Stört mir nicht, stört mir nicht
tiefgeheime Kraft,
die ans Licht, die ans Licht
alle Wunder schafft.
Laßt mich still, laßt mich still
meine Wege gehn;
wie ich will, wie ich will
nach den Sternen sehn!
Viel Lichter funkeln am Berge auf
sieh hinauf!
Zu der Stadt am Berg, der unheimlichen Stadt,
die so viel erloschene Augen hat.
Erloschne Sterne hinter den Mauern sind,
der Irren Augen,
die nimmer zu Fron und Mühsal taugen
und doch so unselig sind!
Und hätte gar mancher gewünscht einmal
zu hausen so schön über Qualm und Tal,
so hoch und frei in duftender Luft –
und ist nun wie in schauriger Gruft.
Viel Lichter funkeln am Berge auf –
sieh hinauf!
Draußen im See ein Kirchlein liegt,
das grüne Wasser wogt und wiegt –
Auf starrem Felsen das schlanke steht,
ein rotes Flatterfähnchen weht.
Ein Nachen fährt zum Kirchlein hin
den Herrn, den Knecht, die Bettlerin.
Es geht von alters im Land die Mär,
daß im See ein Wunsch zu erläuten wär!
Nur
einer! Und Jeder sinnt voll Pein:
Wird der gewählte der beste sein?! …
Viel Stufen führen zum Kirchlein hinan,
am Tor lehnt stumm der müde Kaplan.
Stumpf und müde vom Glockenschlag,
der gellt und schellt den ganzen Tag.
Vom frühen Tag, bis die Sonne sinkt,
die kleine Glocke schwingt und klingt …
Der Menschheit Weh zieht schwer am Strang –
horch! Hoffnung tröstet: – Glockenklang!
Im dunklen Park die weißen Mauern
umschließen es zu keuscher Ruh;
die Tannen atmen stummes Trauern,
der Epheu rankt die Fenster zu.
Mit leisen Schritten zu der Brüstung
drängt mich der Wunsch, hinabzusehn,
der stahlne Ritter in der Rüstung
mag drohend auch daneben stehn.
Ich sehe Erker und Balkone
mit Männerbildern aus Gestein,
die toten Grafen und Barone,
die mögen wohl darunter sein.
Und unten tief ist grüner Boden,
der Schloßhof ward zum Wiesenland,
doch keine Hand mag Pfade roden
dem Frieden hier, kühl abgewandt …
So sollt ihr Säle, niemals wieder
vom Glanz der Feste, Schmuck der Fraun
erstrahlen, herrlich anzuschaun? – –
Da kommt mit einmal jene Sage,
die nie verklungne, mir zu Sinn,
sie stehen auf die fernen Tage …
Mir ist, sie lief die Stufen nieder
die letzte Schloßfrau; wo soll sie hin?
Ich kann ihr bleiches Antlitz sehen,
so jugendschön, so leidenstarr –
und harte Augen seh ich spähen,
nachschleicht der Graf, der finstre Narr …

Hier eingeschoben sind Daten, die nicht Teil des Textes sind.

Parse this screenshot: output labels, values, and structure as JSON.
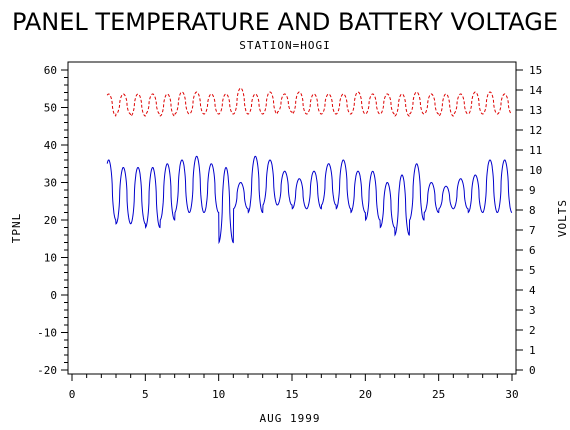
{
  "chart_data": {
    "type": "line",
    "title": "PANEL TEMPERATURE AND BATTERY VOLTAGE",
    "subtitle": "STATION=HOGI",
    "xlabel": "AUG 1999",
    "ylabel_left": "TPNL",
    "ylabel_right": "VOLTS",
    "xlim": [
      0,
      30
    ],
    "ylim_left": [
      -20,
      60
    ],
    "ylim_right": [
      0,
      15
    ],
    "x_ticks": [
      0,
      5,
      10,
      15,
      20,
      25,
      30
    ],
    "y_ticks_left": [
      -20,
      -10,
      0,
      10,
      20,
      30,
      40,
      50,
      60
    ],
    "y_ticks_right": [
      0,
      1,
      2,
      3,
      4,
      5,
      6,
      7,
      8,
      9,
      10,
      11,
      12,
      13,
      14,
      15
    ],
    "grid": false,
    "series": [
      {
        "axis": "left",
        "color": "#0000cc",
        "style": "solid",
        "days": [
          2.5,
          3.5,
          4.5,
          5.5,
          6.5,
          7.5,
          8.5,
          9.5,
          10.5,
          11.5,
          12.5,
          13.5,
          14.5,
          15.5,
          16.5,
          17.5,
          18.5,
          19.5,
          20.5,
          21.5,
          22.5,
          23.5,
          24.5,
          25.5,
          26.5,
          27.5,
          28.5,
          29.5
        ],
        "daily_max": [
          36,
          34,
          34,
          34,
          35,
          36,
          37,
          35,
          34,
          30,
          37,
          36,
          33,
          31,
          33,
          35,
          36,
          33,
          33,
          30,
          32,
          35,
          30,
          29,
          31,
          32,
          36,
          36
        ],
        "daily_min": [
          20,
          19,
          19,
          18,
          20,
          22,
          22,
          22,
          14,
          23,
          22,
          24,
          24,
          23,
          23,
          24,
          23,
          22,
          20,
          18,
          16,
          20,
          22,
          23,
          23,
          22,
          22,
          22
        ]
      },
      {
        "axis": "right",
        "color": "#dd0000",
        "style": "dashed",
        "days": [
          2.5,
          3.5,
          4.5,
          5.5,
          6.5,
          7.5,
          8.5,
          9.5,
          10.5,
          11.5,
          12.5,
          13.5,
          14.5,
          15.5,
          16.5,
          17.5,
          18.5,
          19.5,
          20.5,
          21.5,
          22.5,
          23.5,
          24.5,
          25.5,
          26.5,
          27.5,
          28.5,
          29.5
        ],
        "daily_max": [
          13.8,
          13.8,
          13.8,
          13.8,
          13.8,
          13.9,
          13.9,
          13.8,
          13.8,
          14.1,
          13.8,
          13.9,
          13.8,
          13.9,
          13.8,
          13.8,
          13.8,
          13.9,
          13.8,
          13.8,
          13.8,
          13.9,
          13.8,
          13.8,
          13.8,
          13.9,
          13.9,
          13.8
        ],
        "daily_min": [
          12.7,
          12.8,
          12.7,
          12.8,
          12.7,
          12.8,
          12.8,
          12.8,
          12.8,
          12.8,
          12.8,
          12.8,
          12.9,
          12.8,
          12.8,
          12.8,
          12.8,
          12.8,
          12.8,
          12.8,
          12.7,
          12.8,
          12.8,
          12.7,
          12.8,
          12.8,
          12.8,
          12.8
        ]
      }
    ]
  }
}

und keuchend hör ich seine Stimme:
Du stehst mir Red! Den Buhlen nennst du!
– Ich habe keinen! – Ha! Das lügst du!
Mir ward die Botschaft! – stirb! – So stoße zu!!

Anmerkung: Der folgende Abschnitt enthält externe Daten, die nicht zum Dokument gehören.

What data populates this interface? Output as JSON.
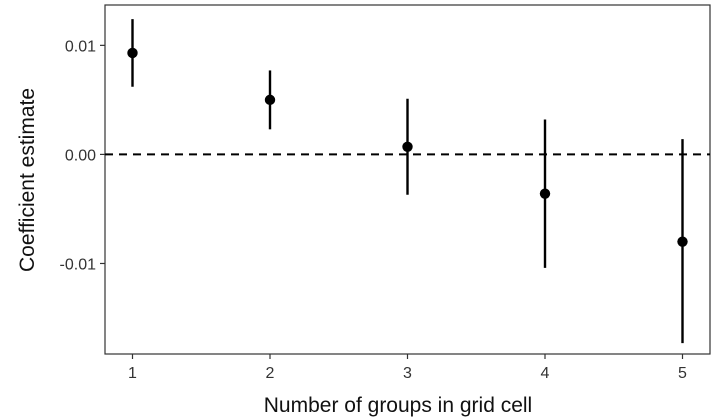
{
  "chart_data": {
    "type": "scatter",
    "title": "",
    "xlabel": "Number of groups in grid cell",
    "ylabel": "Coefficient estimate",
    "x": [
      1,
      2,
      3,
      4,
      5
    ],
    "series": [
      {
        "estimates": [
          0.0093,
          0.005,
          0.0007,
          -0.0036,
          -0.008
        ],
        "lower": [
          0.0062,
          0.0023,
          -0.0037,
          -0.0104,
          -0.0173
        ],
        "upper": [
          0.0124,
          0.0077,
          0.0051,
          0.0032,
          0.0014
        ]
      }
    ],
    "x_ticks": [
      1,
      2,
      3,
      4,
      5
    ],
    "x_tick_labels": [
      "1",
      "2",
      "3",
      "4",
      "5"
    ],
    "y_ticks": [
      0.01,
      0.0,
      -0.01
    ],
    "y_tick_labels": [
      "0.01",
      "0.00",
      "-0.01"
    ],
    "xlim": [
      0.8,
      5.2
    ],
    "ylim": [
      -0.0183,
      0.0137
    ],
    "reference_line": {
      "y": 0,
      "style": "dashed"
    },
    "grid": false,
    "legend": "none",
    "colors": {
      "points": "#000000",
      "error_bars": "#000000",
      "reference_line": "#000000",
      "axis": "#333333"
    }
  }
}
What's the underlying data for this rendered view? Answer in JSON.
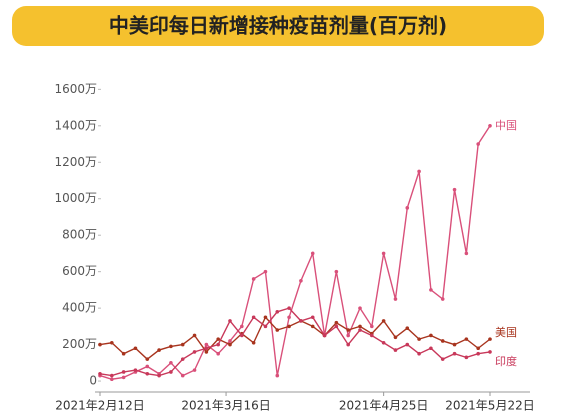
{
  "chart_data": {
    "type": "line",
    "title": "中美印每日新增接种疫苗剂量(百万剂)",
    "x": [
      "2021-02-12",
      "2021-02-15",
      "2021-02-18",
      "2021-02-21",
      "2021-02-24",
      "2021-02-27",
      "2021-03-02",
      "2021-03-05",
      "2021-03-08",
      "2021-03-11",
      "2021-03-14",
      "2021-03-17",
      "2021-03-20",
      "2021-03-23",
      "2021-03-26",
      "2021-03-29",
      "2021-04-01",
      "2021-04-04",
      "2021-04-07",
      "2021-04-10",
      "2021-04-13",
      "2021-04-16",
      "2021-04-19",
      "2021-04-22",
      "2021-04-25",
      "2021-04-28",
      "2021-05-01",
      "2021-05-04",
      "2021-05-07",
      "2021-05-10",
      "2021-05-13",
      "2021-05-16",
      "2021-05-19",
      "2021-05-22"
    ],
    "series": [
      {
        "name": "中国",
        "color": "#d9507a",
        "values": [
          30,
          10,
          20,
          50,
          80,
          40,
          100,
          30,
          60,
          200,
          150,
          220,
          300,
          560,
          600,
          30,
          350,
          550,
          700,
          250,
          600,
          250,
          400,
          300,
          700,
          450,
          950,
          1150,
          500,
          450,
          1050,
          700,
          1300,
          1400
        ]
      },
      {
        "name": "美国",
        "color": "#a8341e",
        "values": [
          200,
          210,
          150,
          180,
          120,
          170,
          190,
          200,
          250,
          160,
          230,
          200,
          260,
          210,
          350,
          280,
          300,
          330,
          300,
          250,
          320,
          280,
          300,
          260,
          330,
          240,
          290,
          230,
          250,
          220,
          200,
          230,
          180,
          230
        ]
      },
      {
        "name": "印度",
        "color": "#c8385a",
        "values": [
          40,
          30,
          50,
          60,
          40,
          30,
          50,
          120,
          160,
          180,
          200,
          330,
          250,
          350,
          300,
          380,
          400,
          330,
          350,
          250,
          300,
          200,
          280,
          250,
          210,
          170,
          200,
          150,
          180,
          120,
          150,
          130,
          150,
          160
        ]
      }
    ],
    "xlim": [
      "2021-02-12",
      "2021-05-22"
    ],
    "xticks": [
      {
        "value": "2021-02-12",
        "label": "2021年2月12日"
      },
      {
        "value": "2021-03-16",
        "label": "2021年3月16日"
      },
      {
        "value": "2021-04-25",
        "label": "2021年4月25日"
      },
      {
        "value": "2021-05-22",
        "label": "2021年5月22日"
      }
    ],
    "ylim": [
      -60,
      1750
    ],
    "yticks": [
      0,
      {
        "value": 200,
        "label": "200万"
      },
      {
        "value": 400,
        "label": "400万"
      },
      {
        "value": 600,
        "label": "600万"
      },
      {
        "value": 800,
        "label": "800万"
      },
      {
        "value": 1000,
        "label": "1000万"
      },
      {
        "value": 1200,
        "label": "1200万"
      },
      {
        "value": 1400,
        "label": "1400万"
      },
      {
        "value": 1600,
        "label": "1600万"
      }
    ]
  }
}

der Stein wird rot von Blut …
hab ichs geträumt? –
still rings, das Schloß epheuumklommen
von hoher Mauer streng umsäumt.
Und wie zurück aus schmalem Bogen
das Haupt ich wieder wenden will,
das Herz von Wehmut vollgesogen,
was rauscht dort? – lauschend halt ich still:
Ein Reh! Es bricht sich horchend Bahn
und äugt mich an!
Am Tage hat sie zu schaffen genug,
für den Mann und die Kinder schafft sie klug.
Nur wenn sie der Nacht in der Stube lauscht,
hört sie, wie das Wasser rauscht …
Sieht sie ein Schiff mit hohem Mast,
ihr armer Junge erklettert ihn fast!
Da wirds ihm angst – sie hört den Schrei!
und Keiner eilt ihn zu retten herbei!
Er schwankt – und stürzt in die Wasser hinab,
in sein frühes, kaltes, entsetzliches Grab …
Sie drückt in die Kissen das bleiche Gesicht,
der Mann und die Kinder hören sie nicht.
Erstickt den Wehruf, die Tränenflut:
O hätt ich dich hier, wie ruhtest du gut!
Hätt ich dich nimmer ziehen lassen,
wär ich dir nach durch die fremden Gassen.
Hätt ich dir können ins Auge sehn
tröstend, wies mußte in Angst vergehn! …
Der Mann und die Kinder hören sie nicht,
in die Kissen drückt sie das Tränengesicht.
Ich träum es so:
Auf lichter Höhe, wo die Tannen stehn,
kann ichs geschlossnen Auges deutlich sehn,
viole Lichter hüllen sanft es ein,
die grelle Sonne muß versunken sein …
Am Tor lehnst du;
gesenkt das Haupt, umwallt vom dunklen Haar,
beflügelt von der Träume Silberschar,
ein Vogelruf in sehnsuchttiefer Zeit –
sonst Einsamkeit …
Ich komm zu dir,
– nur scheu will mir das Wort vom Munde gehn, –
ich kann dich, Lieber, nicht so einsam sehn,
mit leisen Schritten will ich um dich sein
und teilen deiner Höhen Lust und Pein –
Wo träum ich hin?
Das Bild zerrinnt, die Lichter löschen aus,
tief in mein Herz versinkt das Einsamhaus …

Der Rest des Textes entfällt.